Pour ceux qui osent parler et dénoncer, la Fédération 3977 propose une main tendue, un relais pour aider à agir, notamment grâce à ses 600 bénévoles partout en France. "Mais face à la pression actuelle et pour continuer notre mission, il nous en faudrait plus" ajoute Pierre Czernichow.

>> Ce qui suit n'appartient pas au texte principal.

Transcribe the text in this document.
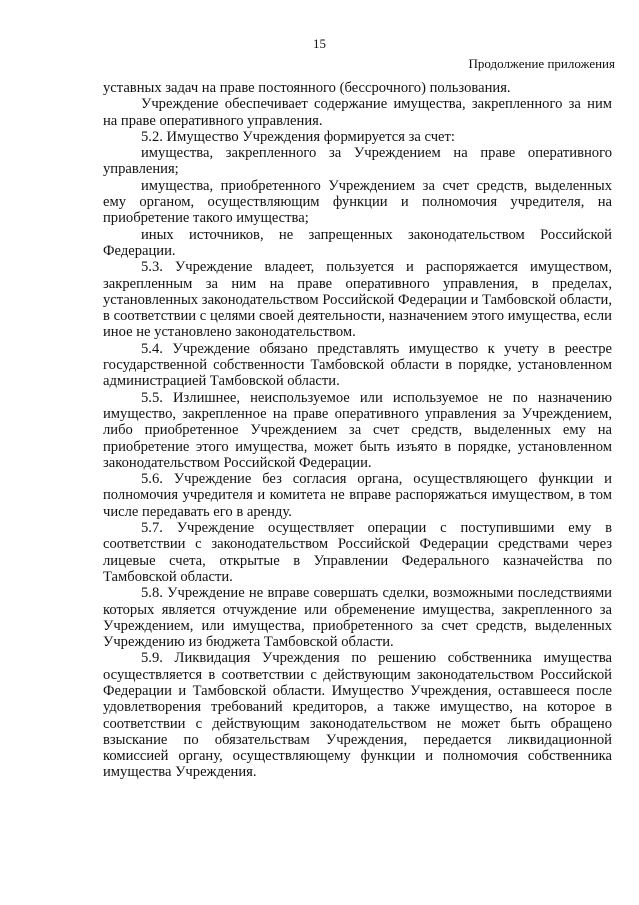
15
Продолжение приложения

уставных задач на праве постоянного (бессрочного) пользования.

Учреждение обеспечивает содержание имущества, закрепленного за ним на праве оперативного управления.

5.2. Имущество Учреждения формируется за счет:

имущества, закрепленного за Учреждением на праве оперативного управления;

имущества, приобретенного Учреждением за счет средств, выделенных ему органом, осуществляющим функции и полномочия учредителя, на приобретение такого имущества;

иных источников, не запрещенных законодательством Российской Федерации.

5.3. Учреждение владеет, пользуется и распоряжается имуществом, закрепленным за ним на праве оперативного управления, в пределах, установленных законодательством Российской Федерации и Тамбовской области, в соответствии с целями своей деятельности, назначением этого имущества, если иное не установлено законодательством.

5.4. Учреждение обязано представлять имущество к учету в реестре государственной собственности Тамбовской области в порядке, установленном администрацией Тамбовской области.

5.5. Излишнее, неиспользуемое или используемое не по назначению имущество, закрепленное на праве оперативного управления за Учреждением, либо приобретенное Учреждением за счет средств, выделенных ему на приобретение этого имущества, может быть изъято в порядке, установленном законодательством Российской Федерации.

5.6. Учреждение без согласия органа, осуществляющего функции и полномочия учредителя и комитета не вправе распоряжаться имуществом, в том числе передавать его в аренду.

5.7. Учреждение осуществляет операции с поступившими ему в соответствии с законодательством Российской Федерации средствами через лицевые счета, открытые в Управлении Федерального казначейства по Тамбовской области.

5.8. Учреждение не вправе совершать сделки, возможными последствиями которых является отчуждение или обременение имущества, закрепленного за Учреждением, или имущества, приобретенного за счет средств, выделенных Учреждению из бюджета Тамбовской области.

5.9. Ликвидация Учреждения по решению собственника имущества осуществляется в соответствии с действующим законодательством Российской Федерации и Тамбовской области. Имущество Учреждения, оставшееся после удовлетворения требований кредиторов, а также имущество, на которое в соответствии с действующим законодательством не может быть обращено взыскание по обязательствам Учреждения, передается ликвидационной комиссией органу, осуществляющему функции и полномочия собственника имущества Учреждения.
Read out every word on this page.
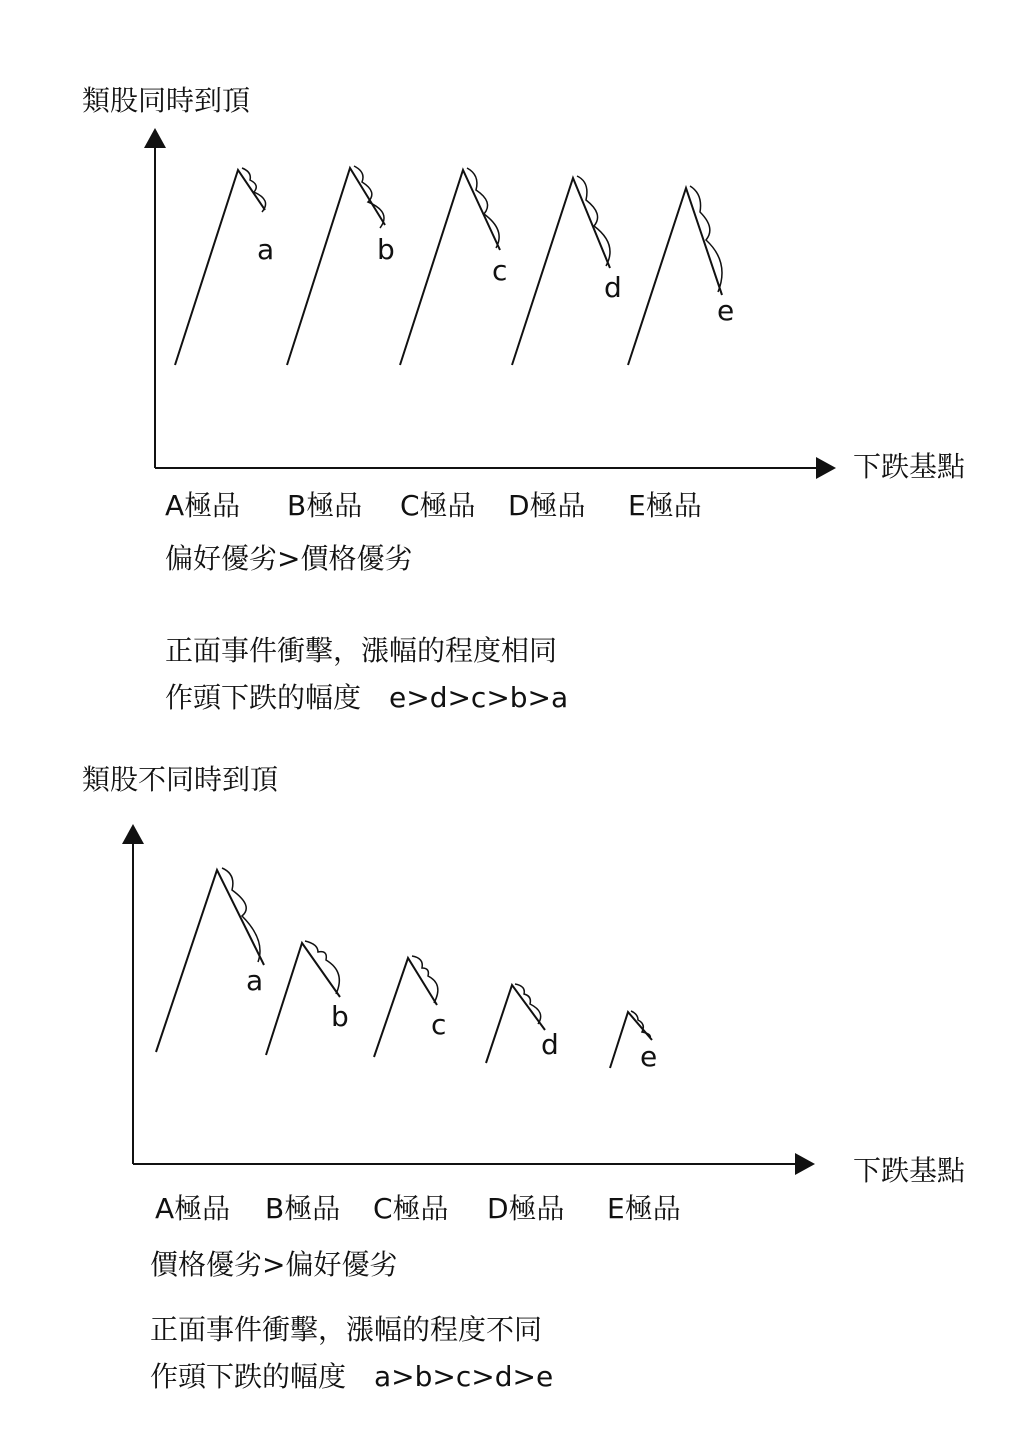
類股同時到頂
a	b
c
d
e
a
b	c
d	e
下跌基點
A極品 B極品 C極品 D極品 E極品
偏好優劣>價格優劣
正面事件衝擊，漲幅的程度相同
作頭下跌的幅度　e>d>c>b>a
類股不同時到頂
下跌基點
A極品 B極品 C極品 D極品 E極品
價格優劣>偏好優劣
正面事件衝擊，漲幅的程度不同
作頭下跌的幅度　a>b>c>d>e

Pendant ce temps, le standard a ouvert et le téléphone sonne régulièrement. Ici, au bout du fil, la fille d'une femme de 88 ans. "Elle est tombée plusieurs fois sans que l'Ehpad puisse vous dire ce qu'il s'est passé ?" interroge Valérie*. La mère de son interlocutrice a été agressée sexuellement par un autre résident, elle a porté plainte et alerté l'ARS mais depuis, elle est en litige avec l'établissement qui n'est pas intervenu à temps. L'écoutante prend note, créé une nouvelle fiche et découvre que l'établissement dont il est question est déjà plusieurs fois mis en cause.
Des dizaines de messages laissés la nuit.
Sur le poste à côté, Marie rappelle les quelques dizaines de personnes qui ont laissé des messages pendant la nuit ou lorsqu'elles étaient déjà en ligne. L'homme à qui elle vient de parler ne demandait pas d'aide. Il voulait juste déposer un témoignage. Sa femme n'a pas pu être sauvée à l'hôpital tellement elle est sortie dénutrie de deux mois passés dans un Ehpad, ce qui ne devait pourtant être qu'une solution temporaire.
"Beaucoup de gens nous appellent pour dire qu'il n'y a pas seulement les Ehpad Orpea, il y en a d'autres" affirme Marie. Les familles de retraités qu'elle a au téléphone ne veulent "pas spécialement une action de notre part" précise-t-elle, "elles souhaitent déposer quelque chose, que ce ne soit pas oublié". Elle prévient : "Si on ne témoigne pas, on va très vite oublier ce qui s'est passé."
"Votre mère a perdu beaucoup de poids ?"

Pendant ce temps, Valérie continue : "Votre mère a perdu beaucoup de poids ?" La personne au téléphone lui indique qu'une infirmière a passé huit minutes, seulement, pour une toilette.
A la fin de la conversation, elle donne à son interlocutrice le numéro d'une association d'aide psychologique. Le dossier, lui, sera transmis à une cellule partenaire de la plateforme, qui recontactera la femme afin de lui donner les solutions pour faire respecter les droits de sa mère et pour que la maltraitance prenne fin.

L'appel aura duré plus de 35 minutes. Le temps qu'il faut pour se sentir, enfin, pris en compte.

*Les prénoms des écoutantes ont été changés.